The cruise ship at the "epicentre of coronavirus in NSW", the Ruby Princess, will dock at Port Kembla on Monday morning.
A criminal investigation was on Sunday launched into the circumstances surrounding the docking and disembarking of the Ruby Princess in Sydney last month.
It has become the biggest single largest source of COVID-19 cases in the state - with more than 620 cases - and 11 associated deaths.
Labor's health spokesman Ryan Park has slammed the NSW government for the decision to "dump" its problems on the Illawarra.
"It is unbelievable that in the cover of darkness the vessel that has been the epicentre of coronavirus in NSW sails into the harbour," he said.
"Everyone wants to see the crew on board this ship get the medical attention they need and deserve, but the majority of health and hospital resources are located just a few kilometres from Sydney Harbour.
"It beggars belief that a government has made a decision to move this ship down to the Illawarra when they have a large number of ICU beds and hospital resources located within close proximity of Sydney Harbour.
"I am extremely concerned that an influx of sick crew members needing to access hospital will put an enormous strain on Wollongong Hospital and its intensive care capacity.
"This Government has simply tried to dump its problems on to the people of the Illawarra when we already have a hospital system under strain and a limited availability of resources."
NSW Ports said in a statement it had received a direction from NSW Police Commissioner Mick Fuller on Sunday to assist the government with its response to the COVID-19 outbreak.
"NSW Ports has been directed to provide berth and port facilities for the Carnival Cruise vessel, the Ruby Princess, for a period of 10 days," the statement read.
NSW Ports said the Ruby Princess currently had only crew on board (no passengers), with a number of the crew unwell with COVID-19.
"The Ruby Princess will berth at Port Kembla's Berth 104 to facilitate medical treatment of the crew and the safe transfer of crew members who may require hospitalisation," the statement said.
"Crew will not disembark unless permitted by the Public Health (COVID-19 Maritime Quarantine) Order 2020 issued by the Minister for Health and Medical Research under the Public Health Act 2010.
" All activities at berth and the transfer of unwell crew members to hospital will be overseen by NSW Police and NSW Health."
NSW Ports said strict protocols and procedures will be in place at all times to ensure the safety and well-being of all workers involved and the wider community.
Also on Sunday, Commissioner Fuller announced a criminal investigation would take place involving cruise line operator Carnival Australia.
The investigation - led by the NSW police homicide squad - aims to identity how passengers were allowed to disembark the Ruby Princess in Sydney, resulting in several deaths and COVID-19 outbreaks throughout the country.

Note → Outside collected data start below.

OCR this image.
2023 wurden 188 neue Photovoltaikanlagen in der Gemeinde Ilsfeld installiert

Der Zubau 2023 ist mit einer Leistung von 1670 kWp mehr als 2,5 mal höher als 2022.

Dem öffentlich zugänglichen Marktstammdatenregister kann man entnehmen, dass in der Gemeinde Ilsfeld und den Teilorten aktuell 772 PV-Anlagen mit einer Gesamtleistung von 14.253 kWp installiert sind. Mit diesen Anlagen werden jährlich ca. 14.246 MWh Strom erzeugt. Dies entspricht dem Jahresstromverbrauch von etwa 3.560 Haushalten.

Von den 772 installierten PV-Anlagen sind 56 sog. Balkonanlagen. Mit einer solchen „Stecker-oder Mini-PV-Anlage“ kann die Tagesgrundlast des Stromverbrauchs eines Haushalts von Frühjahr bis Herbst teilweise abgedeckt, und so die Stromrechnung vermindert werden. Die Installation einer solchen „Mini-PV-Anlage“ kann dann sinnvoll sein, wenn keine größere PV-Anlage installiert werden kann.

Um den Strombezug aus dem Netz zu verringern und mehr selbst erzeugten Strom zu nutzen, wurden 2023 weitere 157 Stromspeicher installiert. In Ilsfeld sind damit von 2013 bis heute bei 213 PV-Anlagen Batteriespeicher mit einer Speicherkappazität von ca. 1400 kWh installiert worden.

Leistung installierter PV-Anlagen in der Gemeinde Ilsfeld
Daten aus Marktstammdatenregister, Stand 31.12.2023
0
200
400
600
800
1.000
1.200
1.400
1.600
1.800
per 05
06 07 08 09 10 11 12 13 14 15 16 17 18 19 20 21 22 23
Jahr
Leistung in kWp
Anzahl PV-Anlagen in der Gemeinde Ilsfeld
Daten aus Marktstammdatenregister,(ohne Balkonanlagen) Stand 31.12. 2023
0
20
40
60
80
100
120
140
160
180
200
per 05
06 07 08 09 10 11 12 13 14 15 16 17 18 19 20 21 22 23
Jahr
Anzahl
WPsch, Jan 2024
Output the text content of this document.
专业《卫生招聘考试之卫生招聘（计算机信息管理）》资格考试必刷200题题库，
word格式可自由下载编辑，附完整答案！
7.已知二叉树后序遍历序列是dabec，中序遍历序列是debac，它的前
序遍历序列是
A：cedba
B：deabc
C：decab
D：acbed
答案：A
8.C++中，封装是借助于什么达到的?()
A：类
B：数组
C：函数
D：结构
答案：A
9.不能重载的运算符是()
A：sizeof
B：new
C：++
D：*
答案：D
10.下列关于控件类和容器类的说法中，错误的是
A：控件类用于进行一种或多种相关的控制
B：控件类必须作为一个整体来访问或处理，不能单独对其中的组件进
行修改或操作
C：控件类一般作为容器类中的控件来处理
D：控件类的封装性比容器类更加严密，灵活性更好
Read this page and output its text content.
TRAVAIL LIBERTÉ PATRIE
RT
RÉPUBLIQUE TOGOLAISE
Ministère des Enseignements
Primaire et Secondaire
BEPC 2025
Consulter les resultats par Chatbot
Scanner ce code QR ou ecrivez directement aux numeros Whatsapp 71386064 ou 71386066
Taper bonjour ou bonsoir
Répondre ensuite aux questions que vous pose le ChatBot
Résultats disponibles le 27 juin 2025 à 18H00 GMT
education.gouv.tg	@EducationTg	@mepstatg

"The only way I can get to the bottom of whether our national biosecurity laws and our state laws were broken is through a criminal investigation," NSW Police Commissioner Mick Fuller said on Sunday.
Mr Fuller told reporters transparency regarding patient health on board the cruise ship was a key question for the investigation.
"From my perspective there are many unanswered questions," he said.
"There seems to be absolute discrepancies between the information provided by Carnival and what I would see is the benchmark for the laws of the federal and state government."
He said there was clear evidence COVID-19 had come off the Ruby Princess and at least 11 passengers had died in Australia because of it.
The investigation will cover the actions of the port authority, ambulance, police, the NSW Health department and Carnival Australia.
Carnival Australia responded to Mr Fuller's announcement on Sunday, offering full cooperation with the investigation.
"In addition to willingly participating in the investigation, Carnival Australia will vigorously respond to any allegations of which there must now be full disclosure and the basis for them," a statement read on Sunday.
NSW police confirmed the Ruby Princess will arrive at Port Kembla on Monday "to allow for safer access for medical assessments, treatment, or emergency extractions of her crew."
A NSW police spokeswoman said on Sunday the vessel is likely to remain docked for up to 10 days, but no crew will be disembarked unless in an emergency and approved by Mr Fuller.
"The berthing will be conducted under strict health and biosecurity guidelines and will not pose a risk to employees at the port or the broader community," the spokeswoman said in a statement.
"She will also be refuelling and restocking provisions, as required for her home journey."
Health Minister Brad Hazzard is standing behind his staff who had allowed the Ruby Princess cruise ship to disembark in Sydney on March 19, despite knowing the results would be available within hours.
Premier Gladys Berejiklian on Friday said Mr Fuller would lead an investigation into the fiasco.
NSW Labor has called for Mr Hazzard to resign over the scandal, with the opposition labelling it "one of the greatest health disasters" in NSW history.
Detective Chief Inspector Jason Dickinson of the NSW Homicide Squad will lead the investigation from Monday and the coroner will be notified.